Example 3-1. Preparation of Saturation Mutagenesis Library of F12 and N116 Residues

[0106] In order to identify the effects of substitution of each of the residues of F12 and N116 (i.e., previously selected variants) with a residue other than tyrosine and aspartate on their activities, saturation mutagenesis libraries were prepared with respect to the two residues.

[0107] Two PCR fragments were obtained using the pBE-S-TAP plasmid as a template and the primer pairs of SEQ ID NOS: 11 and 12 and SEQ ID NOS: 13 and 14, respectively. The fragments were each ligated using the In-Fusion HD cloning kit and then transformed into DH5α cells, thereby obtaining colonies. The plasmids in the obtained colonies were purified to obtain a library having a size of about 4×10.sup.3.

TABLE-US-00007 TABLE 7 Template DNA (pBE-S-TAP) SEQ ID NO: 1 Saturation mutagenesis_F_1 SEQ ID NO: 19 Saturation mutagenesis_R_1 SEQ ID NO: 20 Saturation mutagenesis_F_2 SEQ ID NO: 21 Saturation mutagenesis_R_2 SEQ ID NO: 22

Example 3-2: Screening of Saturation Mutagenesis Library and Activity Evaluation

[0108] The saturation mutagenesis libraries prepared in Example 3-1 were subjected to screening in the same manner as in Example 1-2. Variants having the same or increased activity compared to the F12YN116D variant were selected by screening, and activity evaluation was performed on these variants by sequence analysis using Suc-AAPF-pNA as a substrate.
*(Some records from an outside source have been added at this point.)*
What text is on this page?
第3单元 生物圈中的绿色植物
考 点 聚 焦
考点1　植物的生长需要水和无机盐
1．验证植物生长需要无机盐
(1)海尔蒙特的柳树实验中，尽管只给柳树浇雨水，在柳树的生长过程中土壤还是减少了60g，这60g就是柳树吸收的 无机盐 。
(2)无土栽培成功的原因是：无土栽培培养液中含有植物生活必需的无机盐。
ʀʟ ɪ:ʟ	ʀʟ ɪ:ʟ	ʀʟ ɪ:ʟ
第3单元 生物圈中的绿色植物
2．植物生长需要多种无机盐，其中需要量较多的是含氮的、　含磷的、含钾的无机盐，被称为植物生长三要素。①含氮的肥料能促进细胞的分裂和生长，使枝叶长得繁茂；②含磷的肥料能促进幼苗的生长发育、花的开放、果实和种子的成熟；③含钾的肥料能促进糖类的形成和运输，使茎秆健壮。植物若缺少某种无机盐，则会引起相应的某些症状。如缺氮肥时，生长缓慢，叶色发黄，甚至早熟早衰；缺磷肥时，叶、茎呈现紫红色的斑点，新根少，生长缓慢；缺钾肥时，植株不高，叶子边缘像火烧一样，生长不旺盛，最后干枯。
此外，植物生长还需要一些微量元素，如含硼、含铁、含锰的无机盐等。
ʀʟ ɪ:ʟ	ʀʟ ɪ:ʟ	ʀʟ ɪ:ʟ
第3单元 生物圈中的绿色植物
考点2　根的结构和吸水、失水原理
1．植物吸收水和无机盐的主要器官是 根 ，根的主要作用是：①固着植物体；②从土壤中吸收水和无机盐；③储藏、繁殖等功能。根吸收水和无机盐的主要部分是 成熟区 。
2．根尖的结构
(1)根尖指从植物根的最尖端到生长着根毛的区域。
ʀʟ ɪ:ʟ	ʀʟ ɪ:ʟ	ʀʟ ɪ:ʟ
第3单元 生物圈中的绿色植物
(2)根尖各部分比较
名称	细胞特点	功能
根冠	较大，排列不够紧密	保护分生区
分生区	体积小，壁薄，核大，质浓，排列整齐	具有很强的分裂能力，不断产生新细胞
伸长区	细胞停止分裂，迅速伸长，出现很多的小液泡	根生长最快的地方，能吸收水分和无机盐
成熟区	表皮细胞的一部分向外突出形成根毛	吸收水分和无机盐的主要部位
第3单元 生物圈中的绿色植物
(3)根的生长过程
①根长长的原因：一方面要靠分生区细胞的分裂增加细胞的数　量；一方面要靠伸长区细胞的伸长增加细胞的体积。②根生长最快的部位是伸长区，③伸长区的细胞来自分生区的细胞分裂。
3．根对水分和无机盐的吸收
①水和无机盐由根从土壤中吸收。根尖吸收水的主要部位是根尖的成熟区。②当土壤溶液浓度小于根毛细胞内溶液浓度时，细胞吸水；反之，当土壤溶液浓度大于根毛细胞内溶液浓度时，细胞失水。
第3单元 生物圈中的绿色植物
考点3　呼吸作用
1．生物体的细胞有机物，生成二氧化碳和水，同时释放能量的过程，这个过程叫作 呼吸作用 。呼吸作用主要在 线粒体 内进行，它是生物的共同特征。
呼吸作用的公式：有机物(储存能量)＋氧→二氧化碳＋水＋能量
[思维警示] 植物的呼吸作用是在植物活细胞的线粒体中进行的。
TABLE-US-00008 TABLE 8 Enzyme activity (unit/mL) Wild-type 23.52 F12YN116D 65 F12YN116S 77.35 F12SN116D 61.75 F12SN116T 117.65 F12AN116G 94.9 F12A 94.25 F12R 58.5

[0109] As a result, it was found that the F12 and N116 variants increased their activities even when their residues were each substituted with a different amino acid (e.g., F12S, F12A, F12R, N116S, N116T, N116G, etc.) in addition to tyrosine and aspartate confirmed in Example 2.

[0110] From the above results, it was confirmed that the F12 and N116 residues are important residues for exhibiting the activity of the serine protease, and the enzyme activity of the serine protease can be increased by substituting each of these residues with a different amino acid. Therefore, the serine protease variant of the present disclosure with an increased enzyme activity can be effectively used in the industry.

[0111] From the foregoing, a skilled person in the art to which the present disclosure pertains will be able to understand that the present disclosure may be embodied in other specific forms without modifying the technical concepts or essential characteristics of the present disclosure. In this regard, the exemplary embodiments disclosed herein are only for illustrative purposes and should not be construed as limiting the scope of the present disclosure. On the contrary, the present disclosure is intended to cover not only the exemplary embodiments but also various alternatives, modifications, equivalents, and other embodiments that may be included within the spirit and scope of the present disclosure as defined by the appended claims.